Erika war wie in Trance. Sie lag einen Moment reglos da, bevor sie sich schließlich mühsam unter Schmerzen aufraffte, ihre zerrissene Kleidung aufsammelte und im Schutz der Dunkelheit zum Haus huschte. Kurz vor der Hintertür krampfte sich ihr Körper zusammen, und sie übergab sich hinter einigen Büschen. Verbissen versuchte sie, leise zu sein, nicht auszudenken, wenn sie jemand in diesem Zustand sah. Mit dem Geschmack von Tränen, Blut und bitterer Galle im Mund erreichte sie endlich ihr Schlafzimmer. Als sie die Tür hinter sich verschlossen hatte, sackte sie haltlos schluchzend auf dem Boden zusammen.

Wie konnte er nur so etwas tun? Angeekelt zog sie sich das Sklavenkleid vom Leib. Sie fühlte sich schmutzig. Leise, um das schlafende Kind nicht zu wecken, kroch sie bis zur Waschschüssel und säuberte sich mit einem Lappen so gut sie konnte. Dass sich dabei eine große Wasserlache zu ihren Füßen bildete, kümmerte sie nicht. Immer und immer wieder schrubbte sie sich über die Beine und über ihre Scham, bis ihre Haut so brannte, dass nichts von dem Geschehenen noch übrig sein konnte.
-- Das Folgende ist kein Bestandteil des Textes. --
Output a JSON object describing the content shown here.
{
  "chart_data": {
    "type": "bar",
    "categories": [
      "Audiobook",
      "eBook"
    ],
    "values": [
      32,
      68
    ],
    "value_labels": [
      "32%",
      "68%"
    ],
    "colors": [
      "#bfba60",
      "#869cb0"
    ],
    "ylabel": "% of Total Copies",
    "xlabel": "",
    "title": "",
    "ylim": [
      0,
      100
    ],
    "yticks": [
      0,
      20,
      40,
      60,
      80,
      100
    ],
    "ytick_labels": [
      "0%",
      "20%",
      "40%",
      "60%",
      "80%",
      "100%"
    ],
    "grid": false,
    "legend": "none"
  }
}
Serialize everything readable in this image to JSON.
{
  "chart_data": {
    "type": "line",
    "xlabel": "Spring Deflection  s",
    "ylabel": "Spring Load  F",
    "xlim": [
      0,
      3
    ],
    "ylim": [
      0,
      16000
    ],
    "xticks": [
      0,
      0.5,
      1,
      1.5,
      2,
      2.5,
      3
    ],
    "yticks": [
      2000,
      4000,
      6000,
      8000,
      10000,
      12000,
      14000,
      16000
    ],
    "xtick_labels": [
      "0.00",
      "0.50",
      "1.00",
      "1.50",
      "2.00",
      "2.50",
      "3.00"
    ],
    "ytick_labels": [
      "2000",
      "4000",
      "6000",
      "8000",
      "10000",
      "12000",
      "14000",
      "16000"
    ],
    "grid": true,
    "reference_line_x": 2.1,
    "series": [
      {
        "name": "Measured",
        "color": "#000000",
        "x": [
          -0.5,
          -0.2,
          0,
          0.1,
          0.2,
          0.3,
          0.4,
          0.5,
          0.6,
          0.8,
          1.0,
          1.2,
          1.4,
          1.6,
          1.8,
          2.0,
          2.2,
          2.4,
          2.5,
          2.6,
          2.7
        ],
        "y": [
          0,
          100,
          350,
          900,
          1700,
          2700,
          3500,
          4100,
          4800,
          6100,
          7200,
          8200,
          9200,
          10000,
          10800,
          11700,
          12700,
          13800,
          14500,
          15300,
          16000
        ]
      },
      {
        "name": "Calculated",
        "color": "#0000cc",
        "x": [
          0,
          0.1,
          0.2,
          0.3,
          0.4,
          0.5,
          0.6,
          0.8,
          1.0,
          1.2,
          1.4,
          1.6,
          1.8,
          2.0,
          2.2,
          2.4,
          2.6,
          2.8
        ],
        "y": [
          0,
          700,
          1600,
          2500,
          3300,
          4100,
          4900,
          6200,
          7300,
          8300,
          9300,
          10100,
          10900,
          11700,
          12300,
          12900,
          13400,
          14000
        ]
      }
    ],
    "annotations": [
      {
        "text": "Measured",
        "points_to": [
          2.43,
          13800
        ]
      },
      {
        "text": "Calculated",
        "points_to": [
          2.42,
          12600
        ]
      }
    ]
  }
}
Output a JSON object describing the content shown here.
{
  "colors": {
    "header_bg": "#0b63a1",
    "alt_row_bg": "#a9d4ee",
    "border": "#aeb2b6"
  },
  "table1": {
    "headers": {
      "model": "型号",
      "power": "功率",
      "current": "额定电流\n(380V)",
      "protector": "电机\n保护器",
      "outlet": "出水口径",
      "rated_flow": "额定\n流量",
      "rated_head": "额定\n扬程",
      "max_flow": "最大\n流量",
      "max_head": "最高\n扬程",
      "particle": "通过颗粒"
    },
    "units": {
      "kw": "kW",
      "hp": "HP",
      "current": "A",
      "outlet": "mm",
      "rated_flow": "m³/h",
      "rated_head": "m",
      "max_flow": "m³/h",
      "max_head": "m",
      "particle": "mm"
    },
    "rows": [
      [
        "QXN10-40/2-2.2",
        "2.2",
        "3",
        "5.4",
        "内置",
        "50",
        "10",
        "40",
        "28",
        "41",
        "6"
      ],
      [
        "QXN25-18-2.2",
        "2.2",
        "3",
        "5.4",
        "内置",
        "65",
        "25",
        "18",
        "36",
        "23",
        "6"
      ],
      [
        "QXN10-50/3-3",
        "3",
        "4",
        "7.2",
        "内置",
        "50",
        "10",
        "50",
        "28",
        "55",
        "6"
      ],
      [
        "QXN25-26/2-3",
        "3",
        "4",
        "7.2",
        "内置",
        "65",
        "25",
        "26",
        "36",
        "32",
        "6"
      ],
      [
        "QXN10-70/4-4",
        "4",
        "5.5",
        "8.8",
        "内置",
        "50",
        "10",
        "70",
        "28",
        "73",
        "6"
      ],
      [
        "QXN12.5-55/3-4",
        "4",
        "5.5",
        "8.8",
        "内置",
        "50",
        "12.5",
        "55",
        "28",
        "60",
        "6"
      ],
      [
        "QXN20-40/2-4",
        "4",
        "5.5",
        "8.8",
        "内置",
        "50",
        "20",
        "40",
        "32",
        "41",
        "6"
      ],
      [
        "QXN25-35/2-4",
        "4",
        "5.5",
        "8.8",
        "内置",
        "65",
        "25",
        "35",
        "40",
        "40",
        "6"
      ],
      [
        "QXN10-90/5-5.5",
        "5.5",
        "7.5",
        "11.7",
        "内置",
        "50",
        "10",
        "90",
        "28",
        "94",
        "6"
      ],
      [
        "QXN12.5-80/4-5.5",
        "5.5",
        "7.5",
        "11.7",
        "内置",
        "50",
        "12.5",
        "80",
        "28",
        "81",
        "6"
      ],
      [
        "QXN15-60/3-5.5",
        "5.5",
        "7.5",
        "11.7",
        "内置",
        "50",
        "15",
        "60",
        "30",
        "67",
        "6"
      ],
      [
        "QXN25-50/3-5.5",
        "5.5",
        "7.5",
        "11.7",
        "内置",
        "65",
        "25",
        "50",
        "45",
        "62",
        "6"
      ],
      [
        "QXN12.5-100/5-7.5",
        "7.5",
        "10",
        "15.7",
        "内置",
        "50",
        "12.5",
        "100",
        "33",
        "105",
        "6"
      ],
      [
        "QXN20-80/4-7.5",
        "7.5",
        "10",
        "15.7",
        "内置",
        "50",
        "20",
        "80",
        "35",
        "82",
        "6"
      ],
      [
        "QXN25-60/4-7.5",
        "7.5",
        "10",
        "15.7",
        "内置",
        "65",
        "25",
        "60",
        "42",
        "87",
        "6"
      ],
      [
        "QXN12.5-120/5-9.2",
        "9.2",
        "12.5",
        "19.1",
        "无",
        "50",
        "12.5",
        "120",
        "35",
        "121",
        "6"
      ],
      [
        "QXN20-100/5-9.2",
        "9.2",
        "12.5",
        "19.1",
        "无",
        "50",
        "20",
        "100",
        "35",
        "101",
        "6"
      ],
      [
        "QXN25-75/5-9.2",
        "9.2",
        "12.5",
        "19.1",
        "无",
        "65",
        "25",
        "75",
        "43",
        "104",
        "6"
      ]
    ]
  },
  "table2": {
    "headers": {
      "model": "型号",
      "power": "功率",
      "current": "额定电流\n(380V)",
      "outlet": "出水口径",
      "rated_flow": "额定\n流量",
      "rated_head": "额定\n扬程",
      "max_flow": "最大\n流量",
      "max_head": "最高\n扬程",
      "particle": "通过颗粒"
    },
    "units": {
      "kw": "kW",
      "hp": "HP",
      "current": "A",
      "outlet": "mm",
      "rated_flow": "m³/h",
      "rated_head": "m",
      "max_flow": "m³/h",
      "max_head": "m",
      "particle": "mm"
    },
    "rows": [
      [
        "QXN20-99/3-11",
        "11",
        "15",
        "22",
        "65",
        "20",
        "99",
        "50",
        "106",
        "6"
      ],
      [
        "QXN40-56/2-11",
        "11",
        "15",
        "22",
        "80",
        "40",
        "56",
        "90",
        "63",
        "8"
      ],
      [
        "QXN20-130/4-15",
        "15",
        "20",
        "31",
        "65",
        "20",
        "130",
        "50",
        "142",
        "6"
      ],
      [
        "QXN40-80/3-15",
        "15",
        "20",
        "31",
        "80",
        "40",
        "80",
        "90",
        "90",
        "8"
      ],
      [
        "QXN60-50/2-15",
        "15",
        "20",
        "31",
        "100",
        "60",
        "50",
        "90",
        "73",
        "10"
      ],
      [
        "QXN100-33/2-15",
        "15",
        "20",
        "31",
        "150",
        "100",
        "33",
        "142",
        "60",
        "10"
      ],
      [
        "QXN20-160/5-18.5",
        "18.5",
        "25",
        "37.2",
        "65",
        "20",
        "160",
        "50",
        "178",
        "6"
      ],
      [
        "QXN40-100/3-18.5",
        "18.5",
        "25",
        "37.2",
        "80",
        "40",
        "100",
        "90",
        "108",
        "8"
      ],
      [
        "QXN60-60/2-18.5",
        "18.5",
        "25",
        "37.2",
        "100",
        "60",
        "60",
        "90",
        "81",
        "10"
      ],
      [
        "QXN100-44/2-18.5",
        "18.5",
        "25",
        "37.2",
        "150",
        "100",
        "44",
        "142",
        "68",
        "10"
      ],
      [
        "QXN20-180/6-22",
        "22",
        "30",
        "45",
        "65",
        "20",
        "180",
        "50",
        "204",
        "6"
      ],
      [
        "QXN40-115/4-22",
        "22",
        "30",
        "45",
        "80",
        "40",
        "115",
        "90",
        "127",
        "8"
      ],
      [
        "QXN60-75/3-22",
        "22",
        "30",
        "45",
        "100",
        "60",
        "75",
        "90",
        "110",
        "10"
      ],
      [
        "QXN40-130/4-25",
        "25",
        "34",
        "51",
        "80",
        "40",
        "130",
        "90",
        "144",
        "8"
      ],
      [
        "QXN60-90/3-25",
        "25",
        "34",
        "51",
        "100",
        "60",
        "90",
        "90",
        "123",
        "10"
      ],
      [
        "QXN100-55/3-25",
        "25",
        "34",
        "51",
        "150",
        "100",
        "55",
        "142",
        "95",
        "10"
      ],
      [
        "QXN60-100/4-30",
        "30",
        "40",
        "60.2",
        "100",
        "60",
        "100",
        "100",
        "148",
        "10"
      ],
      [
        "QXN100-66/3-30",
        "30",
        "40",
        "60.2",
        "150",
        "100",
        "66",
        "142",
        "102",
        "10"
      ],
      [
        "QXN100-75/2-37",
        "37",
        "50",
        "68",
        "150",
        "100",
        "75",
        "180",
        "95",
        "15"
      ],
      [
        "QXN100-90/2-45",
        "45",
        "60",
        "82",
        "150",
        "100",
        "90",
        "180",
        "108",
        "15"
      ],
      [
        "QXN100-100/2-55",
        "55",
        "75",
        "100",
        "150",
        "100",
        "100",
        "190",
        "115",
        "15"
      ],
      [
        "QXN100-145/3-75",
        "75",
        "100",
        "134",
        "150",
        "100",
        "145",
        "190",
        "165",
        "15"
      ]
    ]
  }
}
Achtlos ließ sie den Lappen auf den Boden fallen, kroch unter ihre Bettdecke und zog sich das Laken bis unter das Kinn. Zitternd lag sie da, starrte in die Dunkelheit und versuchte, sich auf den leisen, friedlichen Atem ihres Kindes zu konzentrieren. Nicht daran denken, was sie eben erlebt hatte. Nicht daran denken!